De aanvraag heeft betrekking op percelen met als kadastrale omschrijving MAARKEDAL 4de AFD (Schorisse), sectie C, nr(s) 143 B, 139 A (Zottegemstraat ZN) en met als kadastrale omschrijving MAARKEDAL 4de AFD (Schorisse), sectie C, nr(s) 59 C en 60 B (Hofveldstraat ZN).

Het betreft een aanvraag tot het rooien van 68 bomen. De aanvraag omvat:

(*) stedenbouwkundige handelingen

(*) de exploitatie van een of meerdere ingedeelde inrichtingen of activiteiten

Het college van burgemeester en schepenen heeft deze aanvraag onderzocht, rekening houdend met de terzake geldende wettelijke bepalingen, in het bijzonder met het decreet van 25 april 2014 betreffende de omgevingsvergunning, het decreet houdende algemene bepalingen inzake milieubeleid, de Vlaamse Codex Ruimtelijke Ordening en hun uitvoeringsbesluiten.

1 Stedenbouwkundige basisgegevens

Ligging volgens de plannen van aanleg + bijhorende voorschriften

De aanvraag is volgens het gewestplan Oudenaarde (Koninklijk besluit 24 februari 1977) gelegen in een agrarisch gebied (Zottegemstraat ZN) en landschappelijk waardevol agrarisch gebied (Hofveldstraat ZN).

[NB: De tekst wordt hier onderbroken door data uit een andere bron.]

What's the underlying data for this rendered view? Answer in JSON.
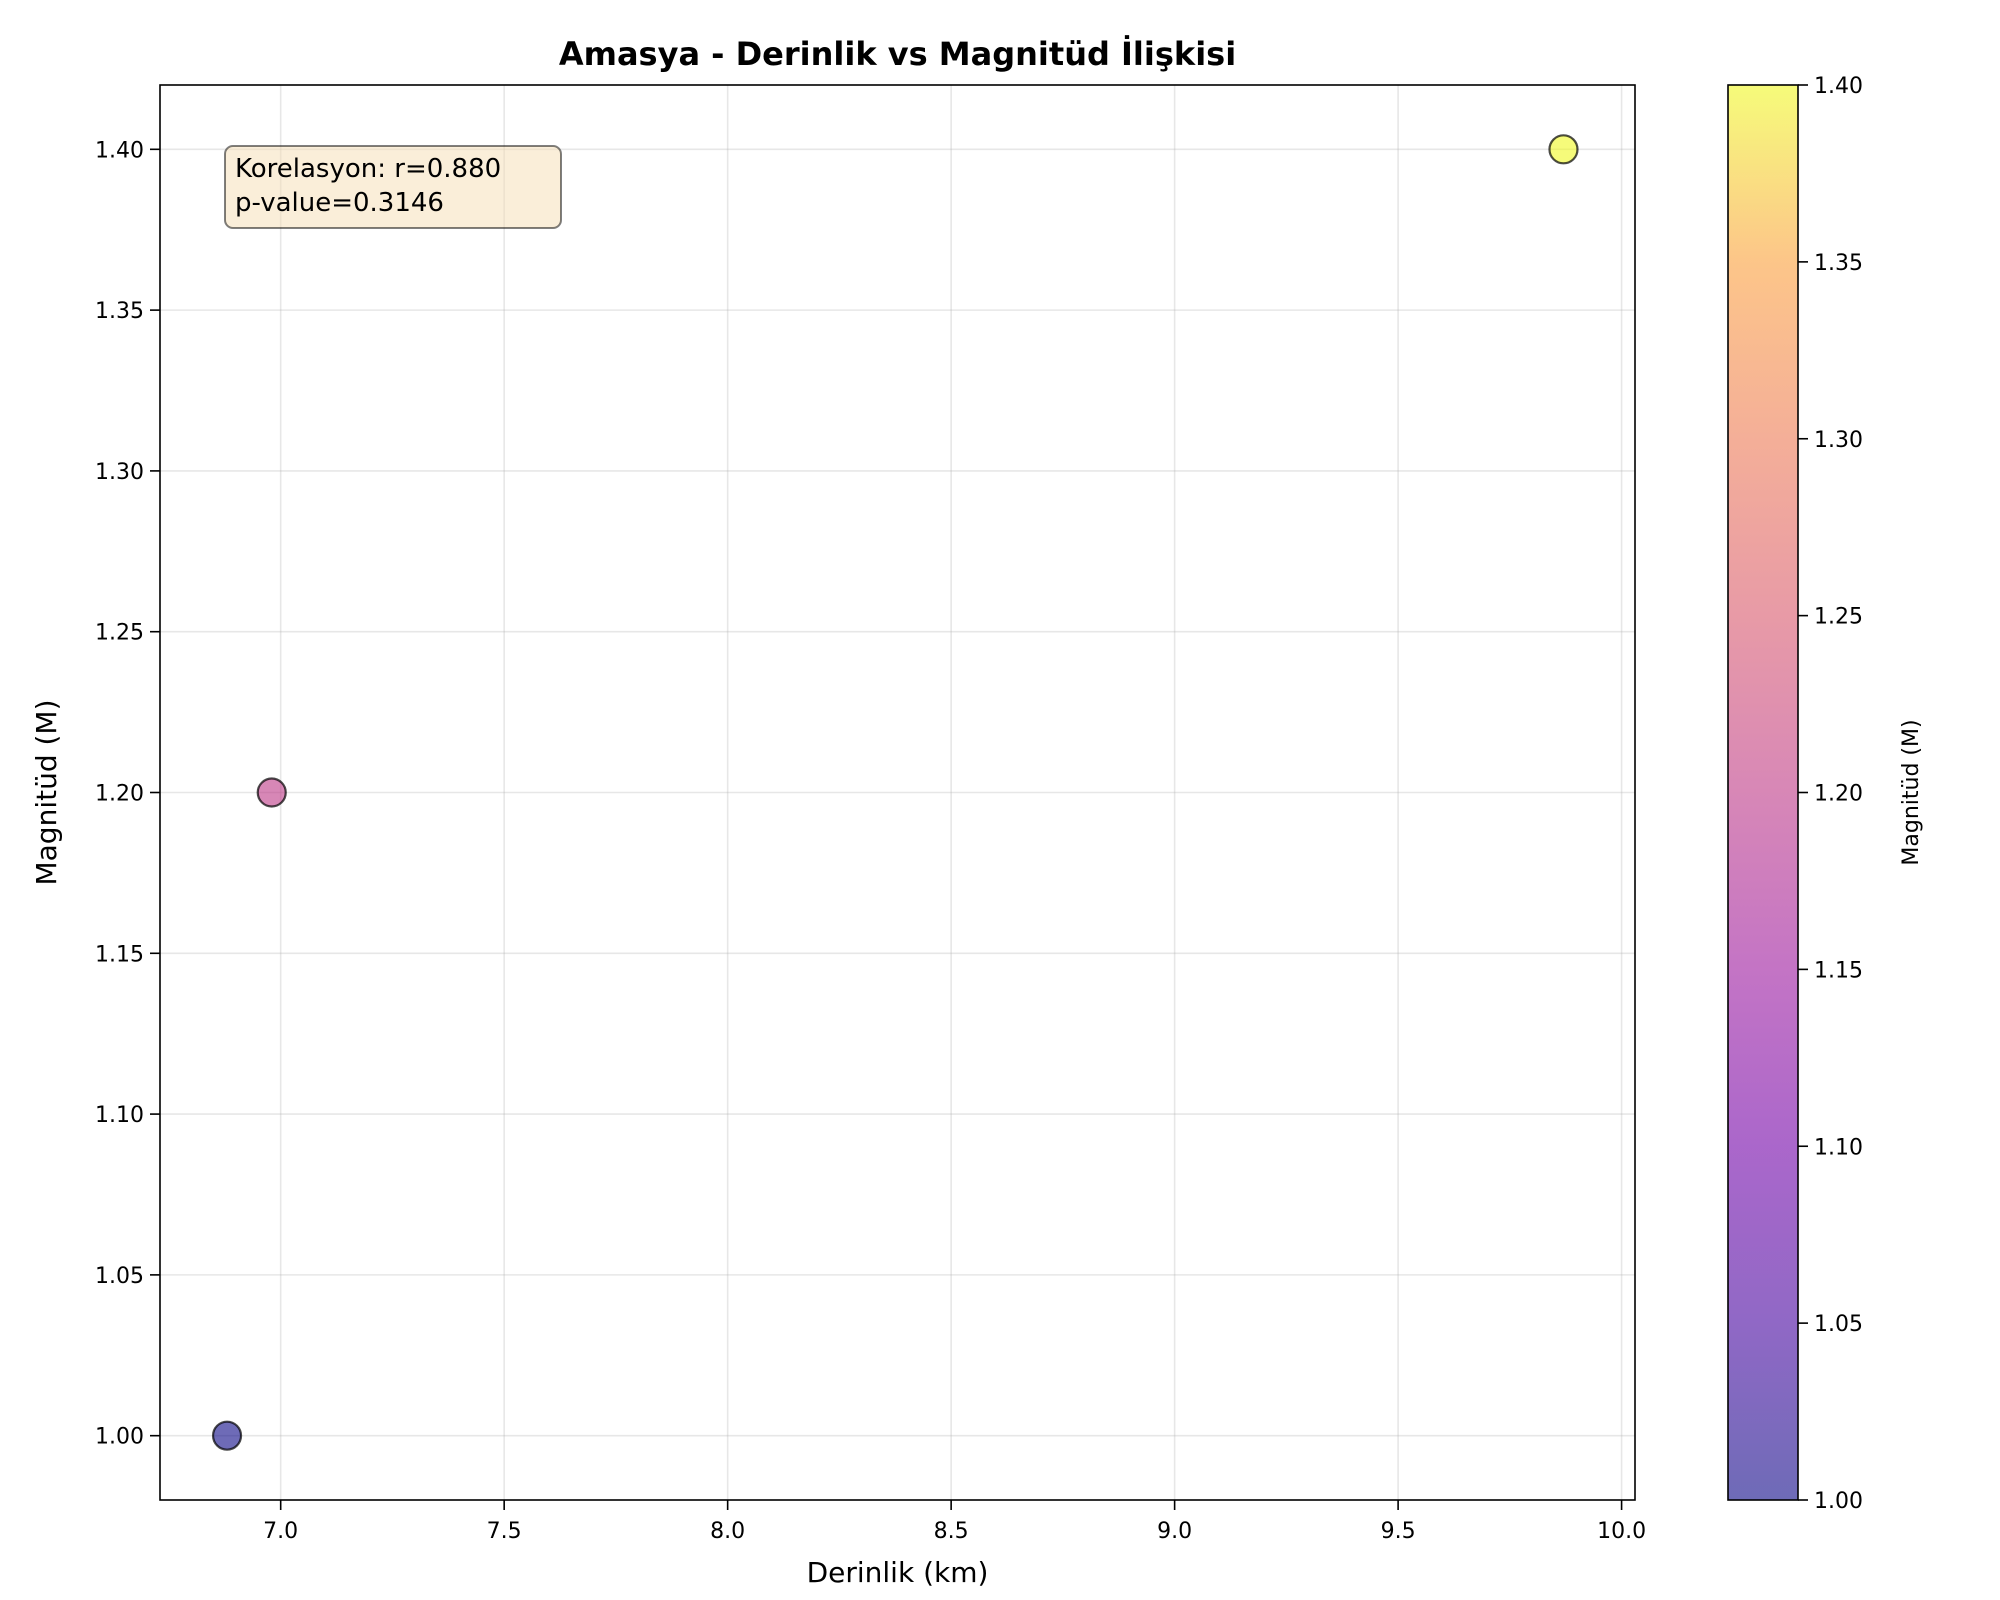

In deze zone gelden de toepasselijke stedenbouwkundige voorschriften van het Koninklijk besluit van 28 december 1972 betreffende de inrichting en de toepassing van de ontwerp-gewestplannen en de gewestplannen.

(2)

De agrarische gebieden zijn bestemd voor de landbouw in de ruime zin. Behoudens bijzondere

bepalingen mogen de agrarische gebieden enkel bevatten de voor het bedrijf noodzakelijke gebouwen, de woning van de exploitanten, benevens verblijfsgelegenheid voor zover deze een integrerend deel van een leefbaar bedrijf uitmaakt, en eveneens para-agrarische bedrijven. Gebouwen bestemd voor niet aan de grond gebonden agrarische bedrijven met industrieel karakter of voor intensieve veeteelt, mogen slechts opgericht worden op ten minste 300 m van een woongebied of op ten minste 100 m van een woonuitbreidingsgebied, tenzij het een woongebied met landelijk karakter betreft. De afstand van 300 en 100 m geldt evenwel niet in geval van uitbreiding van bestaande bedrijven. De overschakeling naar bosgebied is toegestaan overeenkomstig de bepalingen van artikel 35 van het Veldwetboek, betreffende de afbakening van de landbouw- en bosgebieden.

De landschappelijke waardevolle gebieden zijn gebieden waarvoor bepaalde beperkingen gelden met het doel het landschap te beschermen of aan landschapsontwikkeling te doen.

In deze gebieden mogen alle handelingen en werken worden uitgevoerd die overeenstemmen met de in grondkleur aangegeven bestemming, voor zover zij de schoonheidswaarde van het landschap niet in gevaar brengen.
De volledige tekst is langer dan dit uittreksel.